Welcome back to Highlights Under the GUI! This week we interviewed Arjun. Arjun has been taking coding lessons from the team for a couple of months and is currently in the early stages of his first project. The game does not yet have a name and Arjun has already encountered a few bugs. We asked him a few questions to better understand the debugging process and his thoughts on it.

So you started with three bugs. What were they exactly?
“My first problem was that the origin wasn’t set correctly, which meant that my character would randomly sink into the ground and I would need to jump to get out. My next one was that when I jumped right there would be a spin, but this didn’t happen when I jumped left. The third problem was that the attack was buggy and would repeat the same sprite. And…. now it moonwalks.”


So how did you fix these problems?
“Well, I had to check the common factors to find out why they were happening. Sometimes the parameters were not set properly, other times it was centering, or the variables were not correct. For the sinkhole problem I had to reset the origin, and for the jumping problem I had to double check my events and make sure those were ordered properly.”

You have a new bug to fix now, the moonwalk – is debugging annoying?
“Kind of, but you get over it. I enjoy the challenge and that I’m doing something new.”

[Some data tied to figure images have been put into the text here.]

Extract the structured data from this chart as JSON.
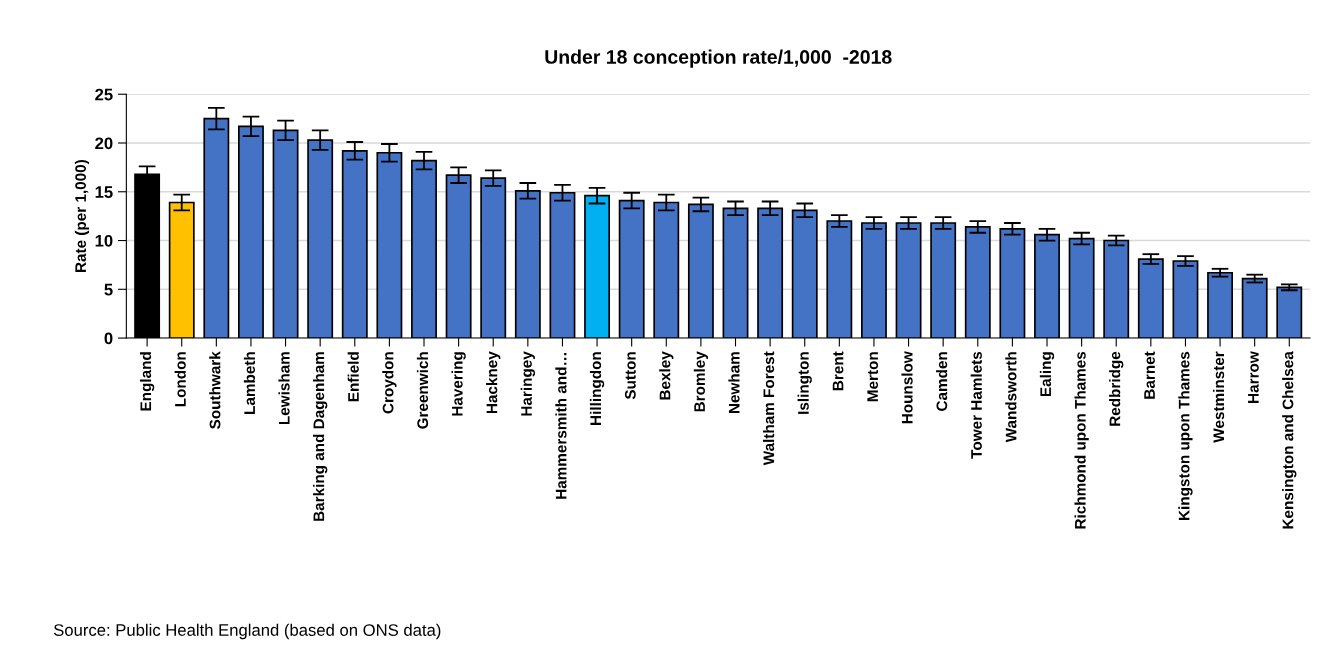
{
  "chart_data": {
    "type": "bar",
    "title": "Under 18 conception rate/1,000  -2018",
    "ylabel": "Rate (per 1,000)",
    "categories": [
      "England",
      "London",
      "Southwark",
      "Lambeth",
      "Lewisham",
      "Barking and Dagenham",
      "Enfield",
      "Croydon",
      "Greenwich",
      "Havering",
      "Hackney",
      "Haringey",
      "Hammersmith and…",
      "Hillingdon",
      "Sutton",
      "Bexley",
      "Bromley",
      "Newham",
      "Waltham Forest",
      "Islington",
      "Brent",
      "Merton",
      "Hounslow",
      "Camden",
      "Tower Hamlets",
      "Wandsworth",
      "Ealing",
      "Richmond upon Thames",
      "Redbridge",
      "Barnet",
      "Kingston upon Thames",
      "Westminster",
      "Harrow",
      "Kensington and Chelsea"
    ],
    "values": [
      16.8,
      13.9,
      22.5,
      21.7,
      21.3,
      20.3,
      19.2,
      19.0,
      18.2,
      16.7,
      16.4,
      15.1,
      14.9,
      14.6,
      14.1,
      13.9,
      13.7,
      13.3,
      13.3,
      13.1,
      12.0,
      11.8,
      11.8,
      11.8,
      11.4,
      11.2,
      10.6,
      10.2,
      10.0,
      8.1,
      7.9,
      6.7,
      6.1,
      5.2
    ],
    "errors": [
      0.8,
      0.8,
      1.1,
      1.0,
      1.0,
      1.0,
      0.9,
      0.9,
      0.9,
      0.8,
      0.8,
      0.8,
      0.8,
      0.8,
      0.8,
      0.8,
      0.7,
      0.7,
      0.7,
      0.7,
      0.6,
      0.6,
      0.6,
      0.6,
      0.6,
      0.6,
      0.6,
      0.6,
      0.5,
      0.5,
      0.5,
      0.4,
      0.4,
      0.3
    ],
    "colors": [
      "#000000",
      "#ffc000",
      "#4472c4",
      "#4472c4",
      "#4472c4",
      "#4472c4",
      "#4472c4",
      "#4472c4",
      "#4472c4",
      "#4472c4",
      "#4472c4",
      "#4472c4",
      "#4472c4",
      "#00b0f0",
      "#4472c4",
      "#4472c4",
      "#4472c4",
      "#4472c4",
      "#4472c4",
      "#4472c4",
      "#4472c4",
      "#4472c4",
      "#4472c4",
      "#4472c4",
      "#4472c4",
      "#4472c4",
      "#4472c4",
      "#4472c4",
      "#4472c4",
      "#4472c4",
      "#4472c4",
      "#4472c4",
      "#4472c4",
      "#4472c4"
    ],
    "ylim": [
      0,
      25
    ],
    "yticks": [
      0,
      5,
      10,
      15,
      20,
      25
    ],
    "grid": "y",
    "legend": false,
    "annotations": [
      "Source: Public Health England (based on ONS data)"
    ]
  }
}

As you can see, debugging can be a tedious task in the coding process. On a scale of 1-10 on how fun it can be, with 10 being the most fun one could ever have, it is usually not a 10. That being said, this process is crucial for the development and improvement of general critical thinking skills. Our kids are able to realize the problem at hand, assess the causal factors associated with the problem, and appropriately apply a solution.

As we grow older, we begin to realize that many problems will have to be solved without the aid of others. By allowing our students to individually reflect on their problems, they are better able to tackle other problems that arise in other facets of their life. Also, the early development of being able to think critically about problems will prove to be useful once they grow older.


Additionally, the sense of accomplishment that occurs after our kids fix their coding bus is rewarding. This sense of learning is what we at Under The Gui strive for, and wouldn’t trade for anything else!